Esta sublimação é analisada em termos sociológicos por Frederico Pernambucano,
como a teoria do “escudo ético’, assim desmistificada no livro: “Este
instrumento capaz de convencer a quem o utilizava e à sociedade da nobreza da
vida putativamente vingadora dos bandidos, mas que não passava de um bovarismo
épico facilmente aceito como real por uma cultura carente de símbolos desse
gênero” (p. 71).
À figura
legendária de Lampião, titular máximo do cangaço, o jovem sociólogo dedica todo
um capítulo inspiradamente titulado “As muitas mortes de um rei vesgo”. Mesmo
se recusando a vestir de herói Virgulino, trata-o como rei, pela soberania de
sua autoridade e até mesmo pelos seus repentes de perdão e liberalidade.
III
“Guerreiros do
Sol” é livro que se lê com interesse, não só pelo que, efetivamente apresenta
de sedutor, como pelo que poderia apresentar. Por exemplo, o enfoque mais
vigoroso do cangaceiro em perspectiva antropológica. Acima das colocações de
ordem estritamente social ou sociológica, e de qualquer juízo de valor, mesmo
sem querer em nada romantizar o cangaço, a verdade é que o cangaceiro constitui
uma certa variedade antropológica particular, com traços culturais e biotipo
singulares e bem marcados.
Desafiando o
bitolado pedantismo acadêmico que despreza qualquer observação pessoal como
simples “impressionismo”, sem valor hermenêutico, e animados pelo conselho de
Ortega, segundo o qual é vendo com os olhos da cara que se faz as duas terças
partes de uma filosofia que não seja uma escolástica, voltemos a observar as
fotografias de cangaceiros, que sempre nos impressionam tanto, como foi dito.
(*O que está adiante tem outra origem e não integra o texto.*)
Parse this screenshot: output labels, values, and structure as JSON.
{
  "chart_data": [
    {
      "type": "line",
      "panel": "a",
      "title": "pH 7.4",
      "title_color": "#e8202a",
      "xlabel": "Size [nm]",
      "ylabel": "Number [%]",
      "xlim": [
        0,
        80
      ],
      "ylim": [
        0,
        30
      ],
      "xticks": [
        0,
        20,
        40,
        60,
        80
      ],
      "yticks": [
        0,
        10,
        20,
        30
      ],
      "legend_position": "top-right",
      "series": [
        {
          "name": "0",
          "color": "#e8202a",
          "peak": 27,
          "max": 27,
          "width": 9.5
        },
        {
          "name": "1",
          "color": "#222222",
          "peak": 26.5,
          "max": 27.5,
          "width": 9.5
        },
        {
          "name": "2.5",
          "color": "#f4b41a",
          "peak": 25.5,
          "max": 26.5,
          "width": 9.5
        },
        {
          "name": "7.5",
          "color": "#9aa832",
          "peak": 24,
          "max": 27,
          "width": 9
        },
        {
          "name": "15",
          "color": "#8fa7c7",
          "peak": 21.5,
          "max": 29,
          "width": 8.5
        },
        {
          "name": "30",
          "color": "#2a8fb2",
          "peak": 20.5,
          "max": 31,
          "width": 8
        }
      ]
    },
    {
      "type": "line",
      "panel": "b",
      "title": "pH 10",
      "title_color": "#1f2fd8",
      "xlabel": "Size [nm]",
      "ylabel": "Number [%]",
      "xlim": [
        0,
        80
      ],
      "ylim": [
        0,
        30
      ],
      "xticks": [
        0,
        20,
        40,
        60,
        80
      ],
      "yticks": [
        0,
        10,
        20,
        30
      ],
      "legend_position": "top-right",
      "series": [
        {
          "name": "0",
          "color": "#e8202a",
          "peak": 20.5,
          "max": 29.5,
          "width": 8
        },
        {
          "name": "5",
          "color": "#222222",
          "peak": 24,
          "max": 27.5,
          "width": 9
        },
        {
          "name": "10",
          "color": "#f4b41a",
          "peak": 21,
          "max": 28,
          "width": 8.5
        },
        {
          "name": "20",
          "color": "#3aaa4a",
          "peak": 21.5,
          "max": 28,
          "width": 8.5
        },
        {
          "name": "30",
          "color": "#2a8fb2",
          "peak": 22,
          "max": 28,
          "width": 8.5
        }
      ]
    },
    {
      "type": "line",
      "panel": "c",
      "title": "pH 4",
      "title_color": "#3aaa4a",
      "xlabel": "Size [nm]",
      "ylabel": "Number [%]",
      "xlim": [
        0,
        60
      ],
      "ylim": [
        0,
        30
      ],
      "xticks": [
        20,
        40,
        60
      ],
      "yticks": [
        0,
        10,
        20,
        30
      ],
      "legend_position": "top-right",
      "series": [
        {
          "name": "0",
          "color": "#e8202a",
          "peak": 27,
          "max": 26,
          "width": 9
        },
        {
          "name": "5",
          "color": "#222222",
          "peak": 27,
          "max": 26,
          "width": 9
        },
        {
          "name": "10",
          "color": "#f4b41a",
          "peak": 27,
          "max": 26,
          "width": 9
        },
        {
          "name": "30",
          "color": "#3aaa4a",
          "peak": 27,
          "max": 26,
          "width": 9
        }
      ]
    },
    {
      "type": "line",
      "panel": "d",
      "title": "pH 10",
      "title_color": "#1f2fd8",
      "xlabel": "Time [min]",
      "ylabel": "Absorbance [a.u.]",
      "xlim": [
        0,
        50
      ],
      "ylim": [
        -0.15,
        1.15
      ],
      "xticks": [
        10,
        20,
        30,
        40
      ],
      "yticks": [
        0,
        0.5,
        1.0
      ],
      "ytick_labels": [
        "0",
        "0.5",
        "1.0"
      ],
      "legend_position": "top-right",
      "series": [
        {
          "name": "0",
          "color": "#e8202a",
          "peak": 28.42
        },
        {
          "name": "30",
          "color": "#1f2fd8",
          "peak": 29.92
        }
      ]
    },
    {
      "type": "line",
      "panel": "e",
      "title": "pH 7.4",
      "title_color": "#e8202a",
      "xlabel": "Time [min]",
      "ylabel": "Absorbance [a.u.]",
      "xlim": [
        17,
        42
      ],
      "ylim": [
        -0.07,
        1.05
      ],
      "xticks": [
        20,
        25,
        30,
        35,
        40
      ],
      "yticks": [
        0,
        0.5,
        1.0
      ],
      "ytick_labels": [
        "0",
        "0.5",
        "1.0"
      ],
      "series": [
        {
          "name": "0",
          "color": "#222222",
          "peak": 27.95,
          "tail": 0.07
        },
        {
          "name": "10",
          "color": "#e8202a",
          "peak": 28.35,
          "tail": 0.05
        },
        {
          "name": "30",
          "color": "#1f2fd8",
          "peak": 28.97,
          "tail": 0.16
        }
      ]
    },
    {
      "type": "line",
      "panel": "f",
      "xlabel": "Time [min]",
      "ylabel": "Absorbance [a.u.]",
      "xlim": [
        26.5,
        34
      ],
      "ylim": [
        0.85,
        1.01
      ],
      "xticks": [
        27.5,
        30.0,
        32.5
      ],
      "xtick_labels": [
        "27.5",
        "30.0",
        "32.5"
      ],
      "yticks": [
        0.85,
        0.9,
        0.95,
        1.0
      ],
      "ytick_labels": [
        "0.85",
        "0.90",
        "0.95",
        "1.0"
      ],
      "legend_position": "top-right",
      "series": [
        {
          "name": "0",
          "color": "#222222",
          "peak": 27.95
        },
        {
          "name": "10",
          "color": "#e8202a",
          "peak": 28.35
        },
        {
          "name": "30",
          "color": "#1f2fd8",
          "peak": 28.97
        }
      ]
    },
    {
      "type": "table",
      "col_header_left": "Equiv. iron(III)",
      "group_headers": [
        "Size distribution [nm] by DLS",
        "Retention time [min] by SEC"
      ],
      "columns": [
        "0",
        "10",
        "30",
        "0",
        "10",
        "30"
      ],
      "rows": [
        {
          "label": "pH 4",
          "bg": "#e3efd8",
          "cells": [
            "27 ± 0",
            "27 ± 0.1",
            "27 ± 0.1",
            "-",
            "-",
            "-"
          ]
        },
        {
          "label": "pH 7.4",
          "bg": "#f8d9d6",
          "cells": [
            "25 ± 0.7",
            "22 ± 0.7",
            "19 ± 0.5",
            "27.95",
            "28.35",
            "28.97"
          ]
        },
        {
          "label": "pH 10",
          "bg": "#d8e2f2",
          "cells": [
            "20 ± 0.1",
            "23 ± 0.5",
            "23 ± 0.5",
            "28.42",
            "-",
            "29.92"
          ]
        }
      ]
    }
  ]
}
Nota-se em todos eles uma tensão peculiar, aliada à concentração de energia que
parece inesgotável, e aquele dose superior de “magnetismo animal”, esse
conceito arcaico de Mesmer, por isso mesmo coerente com a tipologia arcaica do
homem do sertão. Nada daquela displicência desengonçada do sertanejo em repouso,
tal como fixada na página sempre lembrada de Euclides da Cunha. Pelo contrário,
o homem do cangaço tem tudo do sertanejo subitamente desperto e aceso para a
luta, na descrição do mesmo autor: “O homem transfigura-se. Empertiga-se,
estadeando novos relevos, novas linhas na estatura e no gesto; e a cabeça
firma-se lhe alta, sobre os ombros possantes, aclarada pelo olhar desassombrado
e forte; e corrigem-se lhe, prestes, numa descarga nervosa instantânea, todos
os efeitos do relaxamento habitual dos órgãos; e da figura vulgar do tabaréu
canhestro, reponta, inesperadamente, o aspecto dominador de um titã acobreado e
potente, num desdobramento surpreendente de força e agilidade extraordinárias”
(Os Sertões).
O cangaceiro
desdobra-se deste sertanejo pintado por Euclides, em permanente pé de guerra
com o contorno. Aquele sorriso é puro negaceio. Seus sentidos adquirem
hiperestreita inusitada, semelhante à dos índios, ou das feras, capaz de
pressentir o inimigo à distância de muitas léguas. Sua musculatura, nada ostensiva,
ganha a têmpera do aço, e seus nervos, a agilidade inesperada dos felinos.
Compare-se com
as fotos dos caçadores de cangaceiros, policiais, ou “volantes”, também homens
duros e valentes. Só que todos eles de forma arredondada e de cara lavada, com
o ar ingênuo de verdadeiros homens da lei, sem aquela tensão psicofísica
anormal, sem nada daquele éclat de pactários, ostensivo na postura dos
cangaceiros. Quase a diferença entre o animal bravio e a planta.
É a vida
nômade, ao ar livre, e sobretudo ao sol e aos perigos do sertão, que confere ao
cangaceiro a peculiaridade do seu biótipo, e sua singularidade antropológica e
cultural. O sertão nordestino e o sol são elementos inseparáveis da mesma
realidade. Esta é um ambiente adusto, calcinado, suplicante, no qual o homem,
para sobreviver, tem de ser em tudo o contrário de um vegetal, a saber,
sensorialidade e nervosidade puras. Tais atributos, assumidos desde logo pelo
sertanejo, são ainda mais aguçados na vida absolutamente sem segurança do
cangaço.
O cangaceiro a
cavalo em seu nomadismo selvagem está polarizado com o sol, atrelado ao sol.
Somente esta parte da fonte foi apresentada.